2 April 2017
We’re drowning in data. Structured data, semi-structured data, multi-structured data, unstructured data, fast data, “Big Data”: in an increasingly digital world we create more and more data every single day. According to an IDC report the global growth in data volumes amounts to about 60% per year. That means it will grow tenfold every five years! That kind of exponential growth is difficult to fathom. Because of all the opportunities for discovery and innovation, the McKinsey Global Institute labelled Big Data “the next frontier for innovation, competition and productivity.”
Every piece of data is stored because someone, somewhere, gets value from it. Storing data itself is not the point, obviously. We extract value for the business by analysing all these data. The importance of analytics is becoming evident to more and more people. Management books like “Super Crunchers” (Ayres, 2006), “Competing on Analytics” (Davenport & Harris, 2007), “Data Driven” (Redman, 2008), or “The Signal and the Noise” (Silver, 2012), have to helped to raise this awareness. The growing appreciation for the value data can bring to an organization has led to these topics now appearing on the agenda of board meetings.
The time has come to take our data science profession as serious as is merited by the value of decisions riding on it. It is about time we start governing our data assets as rigorously as other (tangible) corporate assets. If a balance sheet needs to be auditable, and Registered Accountants have to study for many years to earn their qualification, then how come we don’t hold the same expectations about data quality and the level of professionalism from our data analysts? After all, it is advanced analytics that drive ever more crucial business decisions.

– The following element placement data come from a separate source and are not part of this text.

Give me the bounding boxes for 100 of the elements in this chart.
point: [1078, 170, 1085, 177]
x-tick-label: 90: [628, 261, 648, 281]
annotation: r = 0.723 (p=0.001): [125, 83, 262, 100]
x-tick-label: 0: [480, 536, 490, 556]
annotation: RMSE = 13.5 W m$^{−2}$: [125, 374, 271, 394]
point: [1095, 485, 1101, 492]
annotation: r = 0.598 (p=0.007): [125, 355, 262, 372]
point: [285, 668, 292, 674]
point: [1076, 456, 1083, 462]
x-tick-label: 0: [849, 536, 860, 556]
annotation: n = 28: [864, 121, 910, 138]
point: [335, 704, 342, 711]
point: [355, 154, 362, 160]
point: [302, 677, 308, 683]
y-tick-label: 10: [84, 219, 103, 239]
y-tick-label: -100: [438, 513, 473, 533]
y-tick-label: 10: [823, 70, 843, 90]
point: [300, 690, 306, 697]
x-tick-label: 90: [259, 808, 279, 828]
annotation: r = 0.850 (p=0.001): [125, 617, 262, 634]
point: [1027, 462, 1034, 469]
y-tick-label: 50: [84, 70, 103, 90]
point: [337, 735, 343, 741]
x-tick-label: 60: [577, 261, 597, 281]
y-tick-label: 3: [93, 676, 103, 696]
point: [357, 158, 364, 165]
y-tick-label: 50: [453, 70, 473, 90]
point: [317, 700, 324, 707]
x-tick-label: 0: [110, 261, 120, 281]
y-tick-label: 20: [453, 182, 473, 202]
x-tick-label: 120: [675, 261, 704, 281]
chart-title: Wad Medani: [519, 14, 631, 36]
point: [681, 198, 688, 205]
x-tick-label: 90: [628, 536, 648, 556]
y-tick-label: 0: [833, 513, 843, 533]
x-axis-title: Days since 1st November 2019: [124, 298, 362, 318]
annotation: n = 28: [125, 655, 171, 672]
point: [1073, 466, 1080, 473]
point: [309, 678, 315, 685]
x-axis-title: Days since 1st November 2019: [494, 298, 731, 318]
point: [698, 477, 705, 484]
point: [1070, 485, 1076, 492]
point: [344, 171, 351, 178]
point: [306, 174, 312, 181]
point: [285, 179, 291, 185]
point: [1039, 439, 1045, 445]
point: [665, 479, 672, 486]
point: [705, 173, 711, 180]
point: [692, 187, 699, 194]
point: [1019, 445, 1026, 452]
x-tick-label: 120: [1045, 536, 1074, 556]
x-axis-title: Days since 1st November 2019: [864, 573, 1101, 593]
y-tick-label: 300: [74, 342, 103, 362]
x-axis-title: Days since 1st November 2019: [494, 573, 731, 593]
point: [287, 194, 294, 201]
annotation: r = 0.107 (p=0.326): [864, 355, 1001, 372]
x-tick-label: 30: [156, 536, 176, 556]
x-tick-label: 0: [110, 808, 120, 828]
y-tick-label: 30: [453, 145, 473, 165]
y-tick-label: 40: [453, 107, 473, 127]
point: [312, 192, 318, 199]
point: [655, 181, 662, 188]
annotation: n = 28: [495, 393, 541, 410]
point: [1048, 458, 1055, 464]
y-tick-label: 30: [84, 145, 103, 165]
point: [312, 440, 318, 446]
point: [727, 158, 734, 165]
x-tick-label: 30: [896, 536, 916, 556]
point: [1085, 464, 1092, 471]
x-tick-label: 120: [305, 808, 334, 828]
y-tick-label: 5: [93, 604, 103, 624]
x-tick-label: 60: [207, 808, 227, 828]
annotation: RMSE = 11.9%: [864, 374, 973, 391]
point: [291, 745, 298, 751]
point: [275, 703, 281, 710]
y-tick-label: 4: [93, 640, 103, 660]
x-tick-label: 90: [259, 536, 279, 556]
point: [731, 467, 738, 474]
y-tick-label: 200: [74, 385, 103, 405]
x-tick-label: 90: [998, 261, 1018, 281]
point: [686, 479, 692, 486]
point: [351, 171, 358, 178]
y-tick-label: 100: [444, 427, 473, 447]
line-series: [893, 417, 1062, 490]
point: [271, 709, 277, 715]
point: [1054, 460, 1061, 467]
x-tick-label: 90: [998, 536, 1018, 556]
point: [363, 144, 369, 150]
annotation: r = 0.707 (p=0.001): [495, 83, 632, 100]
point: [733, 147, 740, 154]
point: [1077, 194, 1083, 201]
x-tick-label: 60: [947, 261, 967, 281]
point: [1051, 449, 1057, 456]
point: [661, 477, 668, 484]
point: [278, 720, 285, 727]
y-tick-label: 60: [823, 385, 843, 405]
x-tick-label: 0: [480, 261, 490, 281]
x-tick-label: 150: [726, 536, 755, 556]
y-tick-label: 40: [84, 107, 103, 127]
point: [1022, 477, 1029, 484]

In a business world that is changing ever faster, wins or losses on the competitive battlefield hinge on leveraging data assets slightly better than your rivals. In particular, proprietary data assets are one of the few sustainable sources of competitive advantage. Your talent can be lured away by head-hunters. As soon as innovative product designs hit the market, they can be copied by the competition. But companies never ever share their data with the public, and they will therefore never become available to competitors. Proprietary data are like a gift that keeps on giving.
Most currently available multi-variate statistical procedures were developed in the 80’s when computers started to be commonly available. Yet their adoption in business settings has been relatively slow. It certainly does not seem to have kept pace with the widespread availability of computing power and abundant availability of data. Cloud computing, Moore’s Law, advances in business intelligence, they have all made more data available to more users. And yet the awareness and knowledge of Machine Learning and Artificial Intelligence have developed remarkably slow. The majority of techniques in use today, have been available for decades!

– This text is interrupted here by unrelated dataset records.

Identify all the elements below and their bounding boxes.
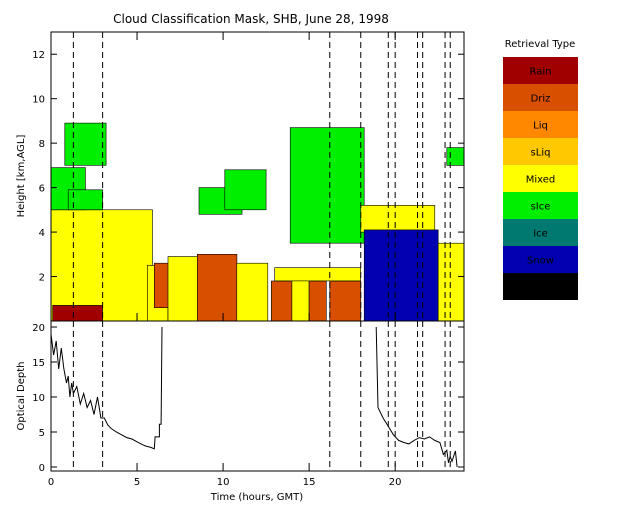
bottom-y-axis-label: Optical Depth — [16, 362, 27, 431]
region-rain-1 — [52, 305, 103, 322]
x-tick-label-2: 10 — [217, 477, 230, 488]
cloud-regions — [50, 122, 465, 322]
optical-depth-series-0 — [50, 326, 163, 450]
legend-label-driz: Driz — [531, 94, 551, 105]
top-y-tick-label-2: 6 — [39, 184, 45, 195]
legend-label-mixed: Mixed — [526, 175, 556, 186]
bottom-dashed-lines — [72, 321, 451, 471]
region-mixed-20 — [437, 242, 465, 322]
legend-label-rain: Rain — [530, 67, 552, 78]
chart-title: Cloud Classification Mask, SHB, June 28,… — [113, 12, 389, 26]
legend-swatch-sice — [503, 192, 578, 219]
bottom-plot-frame — [50, 320, 465, 472]
region-sice-3 — [64, 122, 107, 166]
x-tick-label-4: 20 — [389, 477, 402, 488]
bottom-y-tick-label-0: 0 — [39, 463, 45, 474]
region-mixed-18 — [360, 205, 436, 233]
legend-swatch-uncrt — [503, 273, 578, 300]
region-driz-12 — [270, 280, 293, 322]
region-driz-14 — [308, 280, 327, 322]
legend-swatch-mixed — [503, 165, 578, 192]
top-y-tick-label-0: 2 — [39, 273, 45, 284]
legend-swatch-snow — [503, 246, 578, 273]
region-mixed-0 — [50, 209, 153, 322]
classification-mask-panel: 2 4 6 8 10 12 Height [km,AGL] — [16, 31, 465, 322]
region-sice-4 — [67, 189, 103, 211]
top-y-tick-label-1: 4 — [39, 228, 45, 239]
optical-depth-lines — [50, 326, 458, 468]
bottom-y-tick-label-2: 10 — [32, 393, 45, 404]
x-tick-label-0: 0 — [48, 477, 54, 488]
bottom-y-tick-label-1: 5 — [39, 428, 45, 439]
region-sice-17 — [289, 127, 365, 244]
top-y-tick-label-5: 12 — [32, 50, 45, 61]
top-y-tick-label-3: 8 — [39, 139, 45, 150]
x-tick-label-1: 5 — [134, 477, 140, 488]
region-mixed-16 — [274, 267, 362, 282]
region-sice-11 — [224, 169, 267, 211]
bottom-y-tick-label-3: 15 — [32, 358, 45, 369]
region-driz-15 — [329, 280, 362, 322]
optical-depth-panel: 0 5 10 15 20 0 5 10 15 20 Optical Depth Time (ho… — [16, 320, 465, 503]
legend-swatch-ice — [503, 219, 578, 246]
region-snow-19 — [363, 229, 439, 322]
top-y-axis: 2 4 6 8 10 12 — [32, 50, 464, 284]
legend-items: Rain Driz Liq sLiq Mixed sIce Ice Snow Uncrt — [503, 57, 578, 300]
top-dashed-lines — [72, 32, 451, 321]
top-x-ticks — [50, 32, 396, 321]
legend-swatch-rain — [503, 57, 578, 84]
bottom-x-axis: 0 5 10 15 20 — [48, 463, 402, 488]
legend-swatch-driz — [503, 84, 578, 111]
bottom-y-axis: 0 5 10 15 20 — [32, 323, 464, 474]
x-tick-label-3: 15 — [303, 477, 316, 488]
legend-label-sliq: sLiq — [531, 148, 551, 159]
top-y-axis-label: Height [km,AGL] — [16, 135, 27, 218]
legend-label-liq: Liq — [533, 121, 548, 132]
legend-label-snow: Snow — [527, 256, 554, 267]
top-y-tick-label-4: 10 — [32, 95, 45, 106]
region-sice-21 — [446, 147, 465, 166]
region-driz-8 — [197, 254, 238, 322]
legend-title: Retrieval Type — [505, 39, 576, 50]
legend-swatch-liq — [503, 111, 578, 138]
legend-label-ice: Ice — [533, 229, 548, 240]
legend-label-sice: sIce — [531, 202, 551, 213]
legend: Retrieval Type Rain Driz Liq sLiq Mixed sIce I… — [503, 39, 578, 300]
x-axis-label: Time (hours, GMT) — [210, 492, 304, 503]
region-mixed-13 — [291, 278, 310, 322]
region-mixed-9 — [236, 262, 269, 322]
legend-label-uncrt: Uncrt — [527, 283, 554, 294]
bottom-y-tick-label-4: 20 — [32, 323, 45, 334]
optical-depth-series-1 — [375, 326, 458, 468]
legend-swatch-sliq — [503, 138, 578, 165]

Executives and non-executive boards are being held accountable for the quality of their decision-making. As their actions are scrutinized, wouldn’t you expect them to hold the quality of data that go into these decisions to the same (high) standards? Business Intelligence and data science are increasingly recognized as a source of competitive advantage, and as input to key decisions. I would say it is only normal that practitioners in this field will (must) be held accountable for the quality of their work. Data will only begin to play the leading role we aspire to, if analytics and data governance live up to (professional) business standards that we expect anywhere else along the corporate chain of command.